Massimo “Max” W. Salvadori was born in London, England June 16, 1908, the son of positivist philosopher and writer Guglielmo dei Conti Salvadori-Paleotti and Giacinta Galleti di Cadilhac. He grew up in Italy, attending school in Florence until 1924 when clashes with Fascist fellow students caused him to leave. He lived in exile in Switzerland for five years, earning a Licence es Sciences Sociales at the University of Geneva in 1929.
Salvadori’s early experiences shaped his hatred of all dictatorships. In 1929, he joined an underground anti-fascist group, Justice and Liberty. He then returned to Italy, ostensibly to attend the University of Rome, but also to organize in secrecy similar organizations against Mussolini. In 1930, he received a Doctorate of Political Sciences from the University of Rome. His political activities, however, caught the attention of the authorities and he was arrested and jailed from 1931-1932. Shortly afterward, he crossed into Switzerland and lived abroad for the next decade. In 1943, Salvadori was living in England with his British wife Joyce Pawle. He joined the British Army as a lieutenant colonel and participated in the landings at Salerno and Anzio. He parachuted into the Italian countryside in 1945 to help organize a popular uprising. For his service, he was awarded the Military Cross and Distinguished Service Order.
Salvadori came to Smith College in 1945 after teaching at St. Lawrence University, New York from 1931-1941, and Bennington College. In 1948-49, Salvadori took a leave of absence from Smith in order to serve as the director of the Division of Political Science of the United Nations Educational, Scientific and Cultural Organization (UNESCO) in France. He also served as a political analyst for the Information Service of the Secretariat of NATO in 1952-53. At Smith, Salvadori was professor of modern European history until his retirement in 1973. He held the Dwight Morrow Professorship in History from 1964-1973. He also led the Junior Year for International Studies program in Geneva, Switzerland from 1973-1975.
Salvadori wrote and lectured extensively. In 1956, his lecture, “American Capitalism,” presented at the School for International Studies of the State Department’s Foreign Service, was recognized by President Dwight D. Eisenhower. The White House issued and distributed a condensed form of Salvadori’s remarks.

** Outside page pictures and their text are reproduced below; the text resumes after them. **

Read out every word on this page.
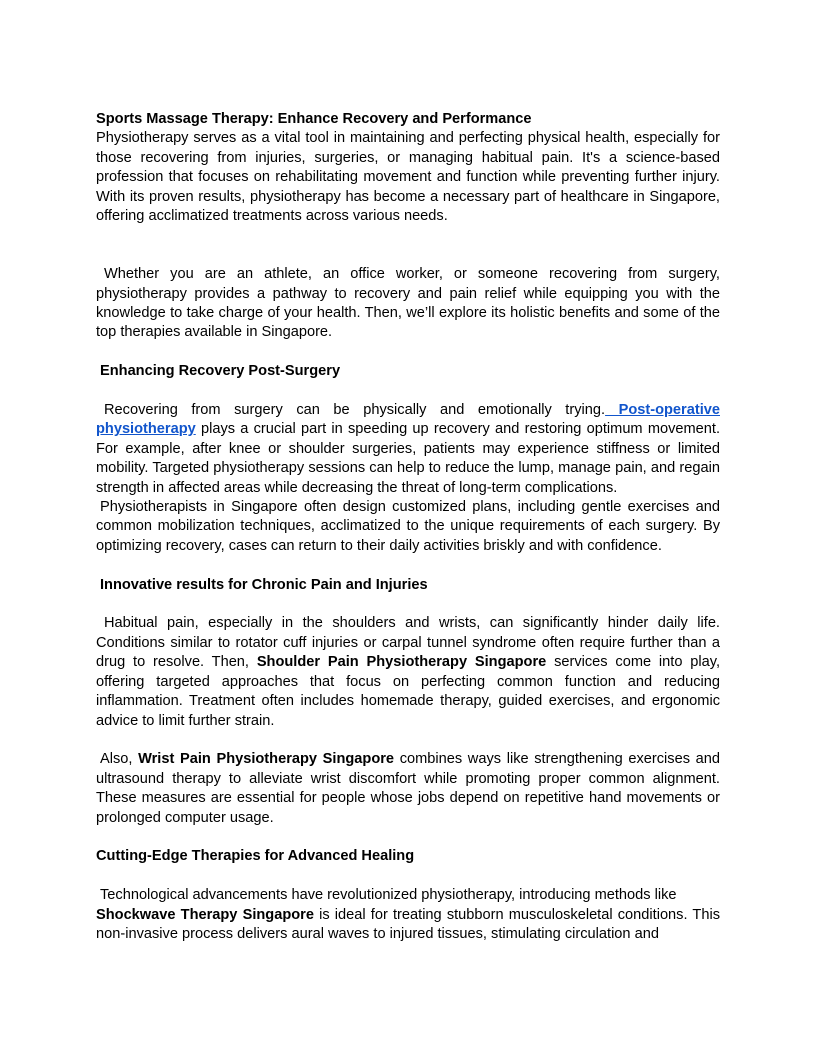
Sports Massage Therapy: Enhance Recovery and Performance

Physiotherapy serves as a vital tool in maintaining and perfecting physical health, especially for those recovering from injuries, surgeries, or managing habitual pain. It's a science-based profession that focuses on rehabilitating movement and function while preventing further injury. With its proven results, physiotherapy has become a necessary part of healthcare in Singapore, offering acclimatized treatments across various needs.

Whether you are an athlete, an office worker, or someone recovering from surgery, physiotherapy provides a pathway to recovery and pain relief while equipping you with the knowledge to take charge of your health. Then, we’ll explore its holistic benefits and some of the top therapies available in Singapore.

Enhancing Recovery Post-Surgery

Recovering from surgery can be physically and emotionally trying. Post-operative physiotherapy plays a crucial part in speeding up recovery and restoring optimum movement. For example, after knee or shoulder surgeries, patients may experience stiffness or limited mobility. Targeted physiotherapy sessions can help to reduce the lump, manage pain, and regain strength in affected areas while decreasing the threat of long-term complications.

Physiotherapists in Singapore often design customized plans, including gentle exercises and common mobilization techniques, acclimatized to the unique requirements of each surgery. By optimizing recovery, cases can return to their daily activities briskly and with confidence.

Innovative results for Chronic Pain and Injuries

Habitual pain, especially in the shoulders and wrists, can significantly hinder daily life. Conditions similar to rotator cuff injuries or carpal tunnel syndrome often require further than a drug to resolve. Then, Shoulder Pain Physiotherapy Singapore services come into play, offering targeted approaches that focus on perfecting common function and reducing inflammation. Treatment often includes homemade therapy, guided exercises, and ergonomic advice to limit further strain.

Also, Wrist Pain Physiotherapy Singapore combines ways like strengthening exercises and ultrasound therapy to alleviate wrist discomfort while promoting proper common alignment. These measures are essential for people whose jobs depend on repetitive hand movements or prolonged computer usage.

Cutting-Edge Therapies for Advanced Healing

Technological advancements have revolutionized physiotherapy, introducing methods like

Shockwave Therapy Singapore is ideal for treating stubborn musculoskeletal conditions. This non-invasive process delivers aural waves to injured tissues, stimulating circulation and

He wrote texts on political history, as well as travel books, personal memoirs, pamphlets, reviews and articles in Italian, English, French, and Spanish. His 1962 work, The Rise of Modern Communism, has been translated into 16 languages.
Max Salvadori had a long association with the Liberal International, a London-based association of Liberal and Radical groups and parties. He joined the group in 1948. At his suggestion, the Liberal International started the School for Freedom program, student summer institutes for young liberals. These programs were held in different countries each year. Salvadori remained involved with the group throughout his life, directing eight sessions of the School for Freedom from 1955-1967.
Salvadori died in 1992, at age 84, survived by his wife Joyce Pawle, a son and daughter. In 1993, the college dedicated the Personal Computer Laboratory and Training Center in Seelye Hall in his memory.